Scope: We are at a critical juncture where the UK needs to define its role in dramatically different circumstances to those we have previously worked to. As articulated by the House of Lords International Relations Committee: “in a world where influence can no longer be taken for granted and where shifts in economic and political power relationships are not working to our advantage, a more agile, active and flexible approach to foreign policy must now be developed”. This necessitates a holistic reassessment of the UK’s strategic aims and how we measure success, and a deep understanding of security challenges and the policy responses to address them.
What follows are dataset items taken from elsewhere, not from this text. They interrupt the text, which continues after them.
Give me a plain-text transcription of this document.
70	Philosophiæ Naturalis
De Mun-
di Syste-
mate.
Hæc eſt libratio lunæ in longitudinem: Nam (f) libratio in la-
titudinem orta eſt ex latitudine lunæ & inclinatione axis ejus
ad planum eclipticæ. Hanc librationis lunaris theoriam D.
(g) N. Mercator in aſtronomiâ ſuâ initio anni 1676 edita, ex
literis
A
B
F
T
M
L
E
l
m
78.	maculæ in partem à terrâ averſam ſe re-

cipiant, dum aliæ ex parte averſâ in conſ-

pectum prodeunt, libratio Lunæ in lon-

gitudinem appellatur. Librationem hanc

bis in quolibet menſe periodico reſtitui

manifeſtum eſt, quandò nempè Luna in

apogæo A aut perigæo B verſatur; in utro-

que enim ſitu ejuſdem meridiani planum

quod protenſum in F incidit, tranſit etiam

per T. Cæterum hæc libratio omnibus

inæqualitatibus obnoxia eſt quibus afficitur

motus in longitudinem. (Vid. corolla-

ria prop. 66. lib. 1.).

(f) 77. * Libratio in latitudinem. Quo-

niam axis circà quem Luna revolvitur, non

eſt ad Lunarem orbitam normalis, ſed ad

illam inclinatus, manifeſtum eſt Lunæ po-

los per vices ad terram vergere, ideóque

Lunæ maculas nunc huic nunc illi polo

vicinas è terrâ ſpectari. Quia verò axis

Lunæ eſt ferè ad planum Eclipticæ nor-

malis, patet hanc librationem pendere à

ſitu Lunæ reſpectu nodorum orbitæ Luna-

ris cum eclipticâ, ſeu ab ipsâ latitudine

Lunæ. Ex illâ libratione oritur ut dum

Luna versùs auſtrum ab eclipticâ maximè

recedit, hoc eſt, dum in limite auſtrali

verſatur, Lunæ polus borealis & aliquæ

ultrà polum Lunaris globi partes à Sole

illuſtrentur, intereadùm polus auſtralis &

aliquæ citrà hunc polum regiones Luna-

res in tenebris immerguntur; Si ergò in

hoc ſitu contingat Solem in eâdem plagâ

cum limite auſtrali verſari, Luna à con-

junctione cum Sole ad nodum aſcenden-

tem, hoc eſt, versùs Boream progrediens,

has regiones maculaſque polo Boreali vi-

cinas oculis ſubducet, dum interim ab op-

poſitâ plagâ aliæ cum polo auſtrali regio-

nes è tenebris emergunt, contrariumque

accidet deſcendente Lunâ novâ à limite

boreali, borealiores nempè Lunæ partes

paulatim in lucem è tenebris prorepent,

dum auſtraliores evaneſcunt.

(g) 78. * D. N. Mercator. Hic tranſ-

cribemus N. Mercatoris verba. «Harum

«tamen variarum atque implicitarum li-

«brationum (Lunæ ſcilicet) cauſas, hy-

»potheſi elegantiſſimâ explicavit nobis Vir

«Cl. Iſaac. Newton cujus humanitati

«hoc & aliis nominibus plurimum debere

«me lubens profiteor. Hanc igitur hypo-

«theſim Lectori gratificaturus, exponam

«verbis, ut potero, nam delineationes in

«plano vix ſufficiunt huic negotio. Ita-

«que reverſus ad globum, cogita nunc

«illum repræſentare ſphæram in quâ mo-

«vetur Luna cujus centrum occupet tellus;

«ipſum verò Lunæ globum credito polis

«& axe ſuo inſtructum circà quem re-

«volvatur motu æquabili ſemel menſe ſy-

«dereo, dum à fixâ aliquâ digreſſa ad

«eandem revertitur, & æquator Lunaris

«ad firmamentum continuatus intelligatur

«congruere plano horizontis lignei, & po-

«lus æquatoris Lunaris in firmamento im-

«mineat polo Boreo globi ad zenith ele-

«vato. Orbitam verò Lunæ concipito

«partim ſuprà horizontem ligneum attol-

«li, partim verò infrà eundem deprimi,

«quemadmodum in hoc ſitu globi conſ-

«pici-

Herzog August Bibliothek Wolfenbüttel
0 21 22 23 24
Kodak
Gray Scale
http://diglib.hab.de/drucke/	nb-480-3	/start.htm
Lessons from Operation Shader and other military partnerships illustrate crucial gaps in information and policy, and ongoing flaws in how we have evaluated operational success to date. With the rise of ‘grey zones’ of military operations that fall below the threshold of all-out war, the Review will not only need to address these gaps to ensure effective policy, but address the fundamental rules by which the UK intends to work, and the global environment it wishes to see.

Effectiveness: The Integrated Review offers a unique opportunity for Departments to engage in joined up analysis and implementation to create a more integrated, cohesive, agile and comprehensive set of foreign policy tools that effectively utilise both soft and hard power. By articulating shared outcomes, outlining roles and responsibilities for each department and clearly defining lines of oversight and assessment, the Strategy will adapt to a changing reality, ensuring it remains effective by design. In addition, The Integrated Review provides an opportunity to correct critical gaps in Parliamentary scrutiny and establish the necessary measures to ensure the effective and continuous evaluation of policy in Parliament.

Broad participation: Considering the scale and detail of the subject matter, a successful strategy will require significant input, most significantly from Parliamentarians, committees, subject matter experts and policymakers. The inclusion of Parliament will secure wider political buy-in, whilst committees would provide a wealth of institutional knowledge, expert networks, and an understanding of contemporary and emerging issues.